Blair McNamara

Blair McNamara is an Australian waterman. He has been playing in the sea since he was first born. When he arrives to the world famous and historically diverse harbor city of Hong Kong this September for his Oceanica Semantica paintings exhibition at State-Of-The-Arts Gallery, he will deliver not just his expressive colorful paintings but a container of sea-water from his home beach on the edge of the Pacific Ocean’s, Coral Sea.

This ritual is Blair’s way of ‘thanks’ for safe passage and connection. Having extensively traveled so long and so far through places like Polynesia and Latin America he feels that the act of carrying sea water from one continent to the other, or one beach to another, is his personal way of guaranteeing his artistic passage.

It also is for him like carrying a potent tonic for general health and vitality. Blair can use the clean salty seawater for the many ailments that can affect the weary traveler. It’s many hygienic qualities such as an aftershave or mouth-rinse is considered by Blair to be one of our planets greatest gifts. “There are more minerals in a hand full of seawater than in the most expensive Hollywood beauty treatment,” says Blair.

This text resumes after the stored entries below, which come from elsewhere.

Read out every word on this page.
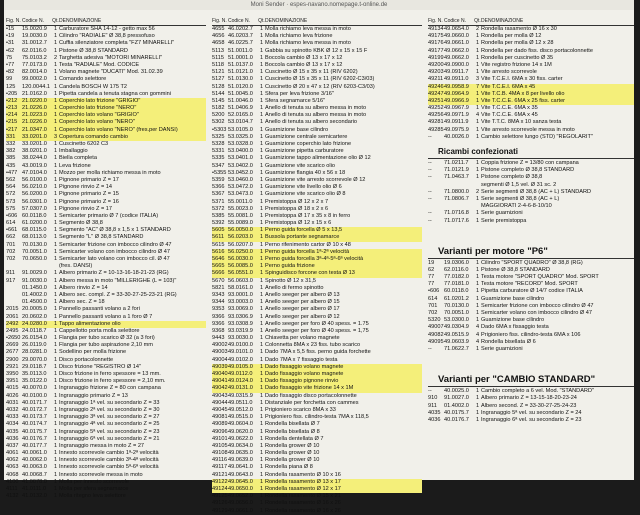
Moni Sender · espes-navano.nomepage.t-online.de
Fig. N. Codice N.	Qt. DENOMINAZIONE
•15	15.0020.9	1 Carburatore SHA 14-12 - getto max 56
•19	19.0030.0	1 Cilindro "RADIALE" Ø 38,8 pressofuso
•31	31.0012.7	1 Cuffia silenziatore completa "FZ7 MINARELLI"
•62	62.0116.0	1 Pistone Ø 38,8 STANDARD
75	75.0103.2	2 Targhetta adesiva "MOTORI MINARELLI"
•77	77.0173.0	1 Testa "RADIALE" Mod. CODICE
•82	82.0014.0	1 Volano magnete "DUCATI" Mod. 31.02.39
99	99.0002.0	1 Comando selettore
125	120.0044.1 1 Candela BOSCH W 175 T2
•205 21.0162.0	1 Pipetta candela a tenuta stagna con gommini
•212 21.0220.0	1 Coperchio lato frizione "GRIGIO"
•213 21.0226.0	1 Coperchio lato frizione "NERO"
•214 21.0223.0	1 Coperchio lato volano "GRIGIO"
•215 21.0226.0	1 Coperchio lato volano "NERO"
•217 21.0347.0	1 Coperchio lato volano "NERO" (fres.per DANSI)
331	33.0201.0	3 Copertura comando cambio
332	33.0201.0	1 Cuscinetto 6202 C3
382	38.0201.0	1 Imballaggio
385	38.0244.0	1 Biella completa
435	43.0019.0	1 Leva frizione
•477 47.0104.0	1 Mozzo per molla richiamo messa in moto
562	56.0100.0	1 Pignone primario Z = 17
564	56.0210.0	1 Pignone rinvio Z = 14
572	56.0200.0	1 Pignone primario Z = 15
573	56.0301.0	1 Pignone primario Z = 16
575	57.0307.0	1 Pignone rinvio Z = 17
•606 60.0118.0	1 Semicarter primario Ø 7 (codice ITALIA)
614	61.0200.0	1 Segmento Ø 38,8
•661 68.0115.0	1 Segmento "AC" Ø 38,8 x 1,5 x 1 STANDARD
662	68.0113.0	1 Segmento "L" Ø 38,8 STANDARD
701	70.0130.0	1 Semicarter frizione con imbocco cilindro Ø 47
702	70.0051.0	1 Semicarter volano con imbocco cilindro Ø 47
702	70.0650.0	1 Semicarter lato volano con imbocco cil. Ø 47
(fres. DANSI)
911	91.0029.0	1 Albero primario Z = 10-13-16-18-21-23 (RG)
917	91.0030.0	1 Albero messa in moto "MILLERIGHE (L = 103)"
01.1450.0	1 Albero rinvio Z = 14
01.4002.0	1 Albero sec. compl. Z = 33-30-27-25-23-21 (RG)
01.4500.0	1 Albero sec. Z = 18
2015 20.0005.0	1 Pannello passanti volano a 2 fori
2061 20.0602.0	1 Pannello passanti volano a 1 foro Ø 7
2492 24.0280.0	1 Tappo alimentazione olio
2495 24.0118.7	1 Cappellotto porta molla selettore
•2650 26.0154.0	1 Flangia per tubo scarico Ø 32 (a 3 fori)
2669 26.0119.0	1 Flangia per tubo aspirazione 2,10 mm
2677 28.0281.0	1 Sodellino per molla frizione
2900 29.0070.0	1 Disco portacolonnette
2921 29.0118.7	1 Disco frizione "REGISTRO Ø 14"
3950 35.0113.0	1 Disco frizione in ferro spessore = 13 mm.
3951 35.0122.0	1 Disco frizione in ferro spessore = 2,10 mm.
4015 40.0070.0	1 Ingranaggio frizione Z = 80 con campana
4026 40.0100.0	1 Ingranaggio primario Z = 13
4031 40.0171.7	1 Ingranaggio 1ª vel. su secondario Z = 33
4032 40.0172.7	1 Ingranaggio 2ª vel. su secondario Z = 30
4033 40.0173.7	1 Ingranaggio 3ª vel. su secondario Z = 27
4034 40.0174.7	1 Ingranaggio 4ª vel. su secondario Z = 25
4035 40.0175.7	1 Ingranaggio 5ª vel. su secondario Z = 23
4036 40.0176.7	1 Ingranaggio 6ª vel. su secondario Z = 21
4037 40.0177.7	1 Ingranaggio messa in moto Z = 27
4061 40.0061.0	1 Innesto scorrevole cambio 1ª-2ª velocità
4062 40.0062.0	1 Innesto scorrevole cambio 3ª-4ª velocità
4063 40.0063.0	1 Innesto scorrevole cambio 5ª-6ª velocità
4068 40.0068.7	1 Innesto scorrevole messa in moto
4100 41.0078.0	1 Molla per innesto scorrevole
4111 41.0111.0	1 Molla per sfera segnamarce
4132 41.0132.0	1 Molla ritegno leva selettore
Fig. N. Codice N.	Qt. DENOMINAZIONE
4655 46.0202.7	1 Molla richiamo leva messa in moto
4656 46.0203.7	1 Molla richiamo leva frizione
4658 46.0225.7	1 Molla richiamo leva messa in moto
5113 51.0011.0	1 Gabbia su spinotto KBK Ø 12 x 15 x 15 F
5115 51.0001.0	1 Boccola cambio Ø 13 x 17 x 12
5118 51.0137.0	1 Boccola cambio Ø 13 x 17 x 12
5121 51.0121.0	1 Cuscinetto Ø 15 x 35 x 11 (RIV 6202)
5127 51.0130.0	1 Cuscinetto Ø 15 x 35 x 11 (RIV 6202-C3/03)
5128 51.0120.0	1 Cuscinetto Ø 20 x 47 x 12 (RIV 6203-C3/03)
5144 51.0045.0	1 Sfera per leva frizione 3/16"
5145 51.0046.0	1 Sfera segnamarce 5/16"
5182 51.0406.9	1 Anello di tenuta su albero messa in moto
5200 52.0165.0	1 Anello di tenuta su albero messa in moto
5302 53.0104.7	1 Anello di tenuta su albero secondario
•5303 53.0105.0	1 Guarnizione base cilindro
5325 53.0325.0	1 Guarnizione centrale semicartere
5328 53.0328.0	1 Guarnizione coperchio lato frizione
5331 53.0400.0	1 Guarnizione pipetta carburatore
5335 53.0401.0	1 Guarnizione tappo alimentazione olio Ø 12
5347 53.0402.0	1 Guarnizione vite scarico olio
•5355 53.0452.0	1 Guarnizione flangia 40 x 56 x 18
5359 53.0460.0	1 Guarnizione vite arresto scorrevole Ø 12
5366 53.0472.0	1 Guarnizione vite livello olio Ø 6
5367 53.0473.0	1 Guarnizione vite scarico olio Ø 8
5371 55.0011.0	1 Premistoppa Ø 12 x 2 x 7
5372 55.0023.0	1 Premistoppa Ø 18 x 2 x 6
5385 55.0081.0	1 Premistoppa Ø 17 x 35 x 8 in ferro
5392 55.0089.0	1 Premistoppa Ø 12 x 15 x 6
5605 56.0050.0	1 Perno guida forcella Ø 5 x 13,5
5611 56.0203.0	1 Bussola portante segnamarce
5615 56.0207.0	1 Perno rifenimento cartor Ø 10 x 48
5616 56.0250.0	1 Perno guida forcella 1ª-2ª velocità
5646 56.0030.0	1 Perno guida forcella 3ª-4ª-5ª-6ª velocità
5665 56.0085.0	1 Perno guida frizione
5666 56.0551.0	1 Spinguidisco forcone con testa Ø 13
5670 56.0603.0	1 Spinotto Ø 12 x 31,5
5821 58.0161.0	1 Anello di fermo spinotto
9343 93.0001.0	1 Anello seeger per albero Ø 13
9344 93.0003.0	1 Anello seeger per albero Ø 15
9353 93.0069.0	1 Anello seeger per albero Ø 17
9366 93.0306.9	1 Anello seeger per albero Ø 12
9366 93.0308.9	1 Anello seeger per foro Ø 40 spess. = 1.75
9368 93.0319.9	1 Anello seeger per foro Ø 40 spess. = 1,75
9443 93.0030.0	1 Chiavetta per volano magnete
49002 49.0100.0	1 Colonnetta 8MA x 23 fiss. tubo scarico
49003 49.0101.0	1 Dado 7MA x 5,5 fiss. perno guida forchette
49004 49.0102.0	1 Dado 7MA x 7 fissaggio testa
49039 49.0105.0	1 Dado fissaggio volano magnete
49040 49.0112.0	1 Dado fissaggio volano magnete
49041 49.0124.0	1 Dado fissaggio pignone rinvio
49042 49.0131.0	1 Dado fissaggio vite frizione 14 x 1M
49043 49.0315.9	1 Dado fissaggio disco portacolonnette
49044 49.0511.0	1 Distanziale per forchetta con cammes
49045 49.0512.0	1 Prigioniero scarico 8MA x 33
49081 49.0515.0	1 Prigioniero fiss. cilindro-testa 7MA x 118,5
49089 49.0604.0	1 Rondella bisellata Ø 7
49096 49.0620.0	1 Rondella bisellata Ø 8
49101 49.0622.0	1 Rondella dentellata Ø 7
49105 49.0634.0	1 Rondella grower Ø 10
49108 49.0635.0	1 Rondella grower Ø 10
49116 49.0639.0	1 Rondella grower Ø 10
49117 49.0641.0	1 Rondella piana Ø 8
49121 49.0643.0	1 Rondella rasamento Ø 10 x 16
49122 49.0645.0	1 Rondella rasamento Ø 13 x 17
49124 49.0650.0	1 Rondella rasamento Ø 12 x 17
49125 49.0652.0	1 Rondella rasamento Ø 15 x 21
49126 49.0656.0	1 Rondella rasamento Ø 16 x 26
49129 49.0661.0	1 Rondella rasamento Ø 16 x 26
Fig. N. Codice N.	Qt. DENOMINAZIONE
49134 49.0654.0	2 Rondella rasamento Ø 16 x 30
49175 49.0660.0	1 Rondella per molla Ø 12
49176 49.0661.0	1 Rondella per molla Ø 12 x 28
49177 49.0662.0	1 Rondella per dado fiss. disco portacolonnette
49199 49.0662.0	1 Rondella per cuscinetto Ø 35
49200 49.0900.0	1 Vite registro frizione 14 x 1M
49203 49.0911.7	1 Vite arresto scorrevole
49211 49.0911.0	3 Vite T.C.E.I. 6MA x 30 fiss. carter
49246 49.0958.9	7 Vite T.C.E.I. 6MA x 45
49247 49.0964.9	1 Vite T.C.B. 4MA x 8 per livello olio
49251 49.0966.9	1 Vite T.C.C.E. 6MA x 25 fiss. carter
49252 49.0967.9	1 Vite T.C.C.E. 6MA x 35
49256 49.0971.9	4 Vite T.C.C.E. 6MA x 45
49281 49.0911.9	1 Vite T.T.C. 8MA x 10 sanza testa
49285 49.0975.9	1 Vite arresto scorrevole messa in moto
--	40.0026.0	1 Cambio selettore lungo (STD) "REGOLARIT"
Ricambi confezionati
--	71.0211.7	1 Coppia frizione Z = 13/80 con campana
--	71.0121.9	1 Pistone completo Ø 38,8 STANDARD
--	71.0463.7	1 Pistone completo Ø 38,8
segmenti Ø 1,5 vel. Ø 31 sc. 2
--	71.0800.0	2 Serie segmenti Ø 38,8 (AC + L) STANDARD
--	71.0806.7	1 Serie segmenti Ø 38,8 (AC + L)
MAGGIORATI 2-4-6-8-10/10
--	71.0716.8	1 Serie guarnizioni
--	71.0717.6	1 Serie premistoppa
Varianti per motore "P6"
19	19.0306.0	1 Cilindro "SPORT QUADRO" Ø 38,8 (RG)
62	62.0116.0	1 Pistone Ø 38,8 STANDARD
77	77.0182.0	1 Testa motore "SPORT QUADRO" Mod. SPORT
77	77.0181.0	1 Testa motore "RECORD" Mod. SPORT
•606 60.0118.0	1 Pipetta carburatore Ø 14/7 codice ITALIA
614	61.0201.2	1 Guarnizione base cilindro
701	70.0130.0	1 Semicarter frizione con imbocco cilindro Ø 47
702	70.0051.0	1 Semicarter volano con imbocco cilindro Ø 47
5320 53.0300.0	1 Guarnizione base cilindro
49007 49.0304.9	4 Dado 6MA x fissaggio testa
49082 49.0515.9	4 Prigioniero fiss. cilindro-testa 6MA x 106
49095 49.0603.9	4 Rondella bisellata Ø 6
--	71.0622.7	1 Serie guarnizioni
Varianti per "CAMBIO STANDARD"
--	40.0025.0	1 Cambio completo a 6 vel. Mod. "STANDARD"
910	91.0027.0	1 Albero primario Z = 13-15-18-20-23-24
911	01.4002.0	1 Albero second. Z = 33-30-27-25-24-23
4035 40.0175.7	1 Ingranaggio 5ª vel. su secondario Z = 24
4036 40.0176.7	1 Ingranaggio 6ª vel. su secondario Z = 23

During both the First and Second World Wars, medical officers were often forced to use seawater for transfusions instead of blood as it has the same density.

Australia is thankfully, one of the most strictly quarantined countries in the world. However, since the 1980’s, the cold southern waters of Tasmania’s ports have been infested with a toxic starfish from the dumping of ballast by Japanese cargo ships that arrive empty for the loading of woodchips harvested from the regions ancient old-growth forests.

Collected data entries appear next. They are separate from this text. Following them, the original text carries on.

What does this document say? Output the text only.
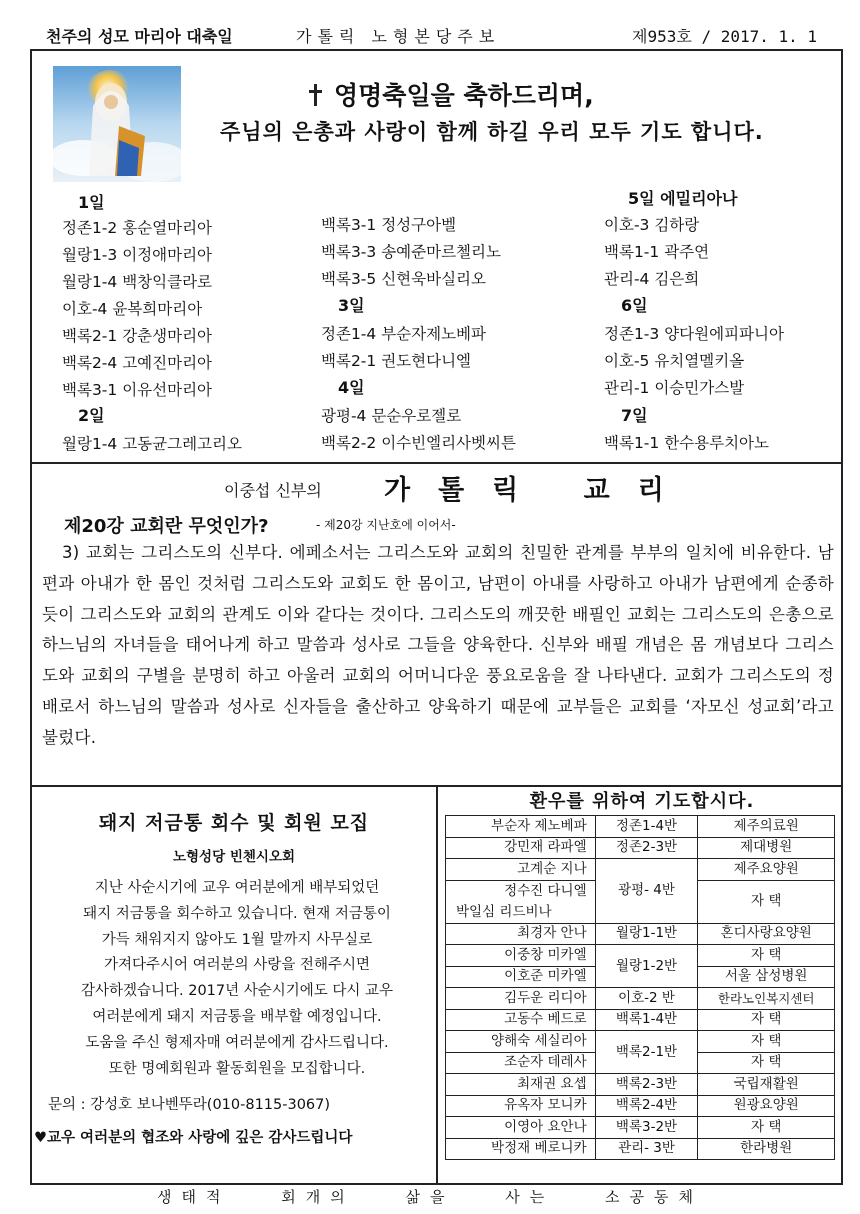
천주의 성모 마리아 대축일	가톨릭 노형본당주보	제953호 / 2017. 1. 1
영명축일을 축하드리며,
주님의 은총과 사랑이 함께 하길 우리 모두 기도 합니다.
1일
정존1-2 홍순열마리아
월랑1-3 이정애마리아
월랑1-4 백창익클라로
이호-4 윤복희마리아
백록2-1 강춘생마리아
백록2-4 고예진마리아
백록3-1 이유선마리아
2일
월랑1-4 고동균그레고리오
백록3-1 정성구아벨
백록3-3 송예준마르첼리노
백록3-5 신현욱바실리오
3일
정존1-4 부순자제노베파
백록2-1 권도현다니엘
4일
광평-4 문순우로젤로
백록2-2 이수빈엘리사벳씨튼
5일 에밀리아나
이호-3 김하랑
백록1-1 곽주연
관리-4 김은희
6일
정존1-3 양다원에피파니아
이호-5 유치열멜키올
관리-1 이승민가스발
7일
백록1-1 한수용루치아노
이중섭 신부의 가톨릭 교리
제20강 교회란 무엇인가?	- 제20강 지난호에 이어서-
3) 교회는 그리스도의 신부다. 에페소서는 그리스도와 교회의 친밀한 관계를 부부의 일치에 비유한다. 남편과 아내가 한 몸인 것처럼 그리스도와 교회도 한 몸이고, 남편이 아내를 사랑하고 아내가 남편에게 순종하듯이 그리스도와 교회의 관계도 이와 같다는 것이다. 그리스도의 깨끗한 배필인 교회는 그리스도의 은총으로 하느님의 자녀들을 태어나게 하고 말씀과 성사로 그들을 양육한다. 신부와 배필 개념은 몸 개념보다 그리스도와 교회의 구별을 분명히 하고 아울러 교회의 어머니다운 풍요로움을 잘 나타낸다. 교회가 그리스도의 정배로서 하느님의 말씀과 성사로 신자들을 출산하고 양육하기 때문에 교부들은 교회를 ‘자모신 성교회’라고 불렀다.
돼지 저금통 회수 및 회원 모집
노형성당 빈첸시오회
지난 사순시기에 교우 여러분에게 배부되었던
돼지 저금통을 회수하고 있습니다. 현재 저금통이
가득 채워지지 않아도 1월 말까지 사무실로
가져다주시어 여러분의 사랑을 전해주시면
감사하겠습니다. 2017년 사순시기에도 다시 교우
여러분에게 돼지 저금통을 배부할 예정입니다.
도움을 주신 형제자매 여러분에게 감사드립니다.
또한 명예회원과 활동회원을 모집합니다.
문의 : 강성호 보나벤뚜라(010-8115-3067)
♥교우 여러분의 협조와 사랑에 깊은 감사드립니다
환우를 위하여 기도합시다.
부순자 제노베파	정존1-4반	제주의료원
강민재 라파엘	정존2-3반	제대병원
고계순 지나	광평- 4반	제주요양원
정수진 다니엘		자 택
박일심 리드비나		
최경자 안나	월랑1-1반	혼디사랑요양원
이중창 미카엘	월랑1-2반	자 택
이호준 미카엘		서울 삼성병원
김두운 리디아	이호-2 반	한라노인복지센터
고동수 베드로	백록1-4반	자 택
양해숙 세실리아	백록2-1반	자 택
조순자 데레사		자 택
최재권 요셉	백록2-3반	국립재활원
유옥자 모니카	백록2-4반	원광요양원
이영아 요안나	백록3-2반	자 택
박정재 베로니카	관리- 3반	한라병원
생태적	회개의	삶을	사는	소공동체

On hearing about this, Blair realized that the open waters (apart from Tasmanian unique forests) of Australia are some of the purest in the world.

Historical Chronology Behind The Colors – Blair’s paintings can often be categorized into series, each series testifying the changes and chronologies of an era; it can also be viewed as a record of Blair’s personal sentiments over a period of time. Each day, after venturing out into the vast ocean and completely immersing himself into the sound and movements of the nature, Blair comes back to his studio, recalling what he has felt earlier or feeling what the nature has influenced him in that day’s adventure.

Then, through colors, whether bright or murky, and brushstrokes, whether defined or ambiguous, Blair puts the intangible emotions, sensations, and natural beauty into concrete paintings on canvas. Because of Blair’s sensitivity, our earth’s energy and radio wave are transcribed into artistic signs.. His paintings can mainly be classifies and viewed from several perspectives, namely historical records and personal emotional diaries. As Blair stated before, art is a kind of emotional sensitivity, a way to react emotionally to the environment surrounding us.

The series named by Blair himself as “The MAP Series” is one of the many of his paintings that conceptualize the Australian coastline into patterns, lines, and patches of blues. The use of this harmonious and natural mixture of blue and green is symbolic of our ocean and land, which nurture all living creatures. Devoted to promoting ecology ad protecting the ocean he loves, Blair shows us the true colors of the natural landscape that we are living in everyday yet always miss out because we never have the time to feel. Perhaps, it is only through Blair’s map paintings that we can finally open our eyes to the colors in the nature.